A equipe do Campus Internacional de Excelência Agrícola (CeiA3) informou hoje, em comunicado, que desenvolveu um modelo de avaliação baseado na técnica de espectrometria de mobilidade iônica (EMI).

Após dois anos de estudo, os pesquisadores afirmam que a EMI oferece uma maneira eficaz de garantir que o azeite analisado atenda aos requisitos para ser considerado e rotulado como “extra virgem”.

A técnica é apresentada como um possível sistema de triagem e poderia ser facilmente utilizada pelo setor de azeite de oliva, uma vez que permite uma “análise rápida e fácil” de amostras de azeite, segundo os pesquisadores.

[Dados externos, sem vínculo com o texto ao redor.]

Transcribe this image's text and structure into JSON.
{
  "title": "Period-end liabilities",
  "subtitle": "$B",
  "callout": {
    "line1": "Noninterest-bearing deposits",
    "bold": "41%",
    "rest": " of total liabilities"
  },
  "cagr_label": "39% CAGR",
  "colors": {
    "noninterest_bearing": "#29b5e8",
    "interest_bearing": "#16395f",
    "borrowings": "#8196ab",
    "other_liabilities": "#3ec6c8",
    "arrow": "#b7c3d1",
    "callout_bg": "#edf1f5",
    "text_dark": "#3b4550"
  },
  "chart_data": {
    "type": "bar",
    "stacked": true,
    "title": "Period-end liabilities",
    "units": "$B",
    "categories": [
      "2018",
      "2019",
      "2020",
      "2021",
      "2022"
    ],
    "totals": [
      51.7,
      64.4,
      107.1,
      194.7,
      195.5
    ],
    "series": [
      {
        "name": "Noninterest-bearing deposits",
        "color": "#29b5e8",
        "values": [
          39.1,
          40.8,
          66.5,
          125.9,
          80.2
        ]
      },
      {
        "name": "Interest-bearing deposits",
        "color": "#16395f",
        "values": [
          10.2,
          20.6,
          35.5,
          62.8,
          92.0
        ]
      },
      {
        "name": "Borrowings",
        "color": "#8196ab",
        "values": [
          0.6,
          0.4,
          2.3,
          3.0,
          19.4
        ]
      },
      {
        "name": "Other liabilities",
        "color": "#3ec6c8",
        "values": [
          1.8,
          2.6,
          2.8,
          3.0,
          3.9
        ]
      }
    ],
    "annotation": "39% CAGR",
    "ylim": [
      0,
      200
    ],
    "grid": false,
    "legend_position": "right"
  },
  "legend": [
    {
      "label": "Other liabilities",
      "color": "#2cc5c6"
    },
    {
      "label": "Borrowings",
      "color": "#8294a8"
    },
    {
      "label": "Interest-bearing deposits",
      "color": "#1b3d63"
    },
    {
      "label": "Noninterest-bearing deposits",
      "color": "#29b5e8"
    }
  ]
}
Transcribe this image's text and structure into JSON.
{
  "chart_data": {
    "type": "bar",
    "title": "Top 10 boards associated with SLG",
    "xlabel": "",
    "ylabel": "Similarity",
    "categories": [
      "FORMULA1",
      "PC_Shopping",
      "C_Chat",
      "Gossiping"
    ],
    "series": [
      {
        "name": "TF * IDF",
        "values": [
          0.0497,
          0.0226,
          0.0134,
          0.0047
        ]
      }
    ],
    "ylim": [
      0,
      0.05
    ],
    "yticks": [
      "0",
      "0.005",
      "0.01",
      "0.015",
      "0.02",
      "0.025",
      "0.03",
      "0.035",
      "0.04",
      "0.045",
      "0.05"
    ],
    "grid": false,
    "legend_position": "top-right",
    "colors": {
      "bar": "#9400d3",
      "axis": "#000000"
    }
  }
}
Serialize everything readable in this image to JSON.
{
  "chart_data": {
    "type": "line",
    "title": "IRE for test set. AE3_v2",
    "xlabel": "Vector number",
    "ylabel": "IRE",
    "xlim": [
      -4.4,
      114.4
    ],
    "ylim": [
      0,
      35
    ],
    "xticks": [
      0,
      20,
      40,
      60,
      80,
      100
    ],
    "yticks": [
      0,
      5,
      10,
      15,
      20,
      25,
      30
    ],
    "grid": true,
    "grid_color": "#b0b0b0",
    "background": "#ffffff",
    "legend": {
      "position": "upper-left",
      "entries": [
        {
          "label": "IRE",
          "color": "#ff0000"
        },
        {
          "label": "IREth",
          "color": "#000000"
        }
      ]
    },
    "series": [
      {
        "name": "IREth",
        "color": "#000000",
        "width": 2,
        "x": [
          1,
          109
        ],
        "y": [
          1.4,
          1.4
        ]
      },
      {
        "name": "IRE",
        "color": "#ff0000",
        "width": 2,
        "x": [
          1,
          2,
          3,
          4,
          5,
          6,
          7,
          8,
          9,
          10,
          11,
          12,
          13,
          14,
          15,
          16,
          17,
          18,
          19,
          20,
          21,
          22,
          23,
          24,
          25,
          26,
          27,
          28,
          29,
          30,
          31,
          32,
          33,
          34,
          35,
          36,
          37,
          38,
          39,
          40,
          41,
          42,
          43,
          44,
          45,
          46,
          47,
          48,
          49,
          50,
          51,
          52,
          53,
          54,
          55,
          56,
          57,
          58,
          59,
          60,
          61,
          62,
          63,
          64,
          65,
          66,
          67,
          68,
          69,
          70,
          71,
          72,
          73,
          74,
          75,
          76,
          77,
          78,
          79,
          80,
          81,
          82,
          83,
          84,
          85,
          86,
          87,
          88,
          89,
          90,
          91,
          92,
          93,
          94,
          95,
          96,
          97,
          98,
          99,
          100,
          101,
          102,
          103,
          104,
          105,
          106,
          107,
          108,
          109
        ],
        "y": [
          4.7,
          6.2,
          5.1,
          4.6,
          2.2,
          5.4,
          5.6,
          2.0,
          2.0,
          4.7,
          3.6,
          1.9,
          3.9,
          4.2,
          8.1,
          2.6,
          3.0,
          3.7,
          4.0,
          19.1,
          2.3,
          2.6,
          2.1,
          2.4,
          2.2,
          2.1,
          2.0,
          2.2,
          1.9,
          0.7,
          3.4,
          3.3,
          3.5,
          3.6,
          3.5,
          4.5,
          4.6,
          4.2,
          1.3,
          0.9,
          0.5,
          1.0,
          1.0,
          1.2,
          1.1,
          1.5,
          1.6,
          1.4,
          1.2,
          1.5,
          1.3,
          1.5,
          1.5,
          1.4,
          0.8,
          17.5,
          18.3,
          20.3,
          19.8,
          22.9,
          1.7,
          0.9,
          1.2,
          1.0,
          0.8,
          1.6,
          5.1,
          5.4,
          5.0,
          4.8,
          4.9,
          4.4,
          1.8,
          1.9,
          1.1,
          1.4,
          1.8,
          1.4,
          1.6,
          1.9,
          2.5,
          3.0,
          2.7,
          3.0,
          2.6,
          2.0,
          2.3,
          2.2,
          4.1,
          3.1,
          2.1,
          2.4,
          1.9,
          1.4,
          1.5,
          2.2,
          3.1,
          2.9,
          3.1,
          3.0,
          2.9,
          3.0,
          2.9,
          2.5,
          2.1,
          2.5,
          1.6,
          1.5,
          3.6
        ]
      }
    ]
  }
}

O professor Miguel Valcarcel explicou que “a EMI poderia ser uma técnica com boas aptidões para o estudo da qualidade de amostras de azeite de oliva, a fim de evitar prejuízos econômicos aos produtores e as fraudes atuais”.

Os pesquisadores afirmaram que, devido à complexidade da composição química das diferentes amostras de azeite de oliva extravirgem, ainda precisam investigar mais a fundo o potencial dessa técnica para aperfeiçoar sua capacidade de classificação e previsão com 100% de certeza, de modo que seu uso seja viável em laboratórios do setor agroalimentar.

De qualquer forma, os pesquisadores da UCO destacaram a rapidez da técnica EMI, pois em apenas 15 minutos é possível analisar qualquer amostra. Além disso, a EMI não requer pré-tratamento da amostra, o que acelera ainda mais o processo.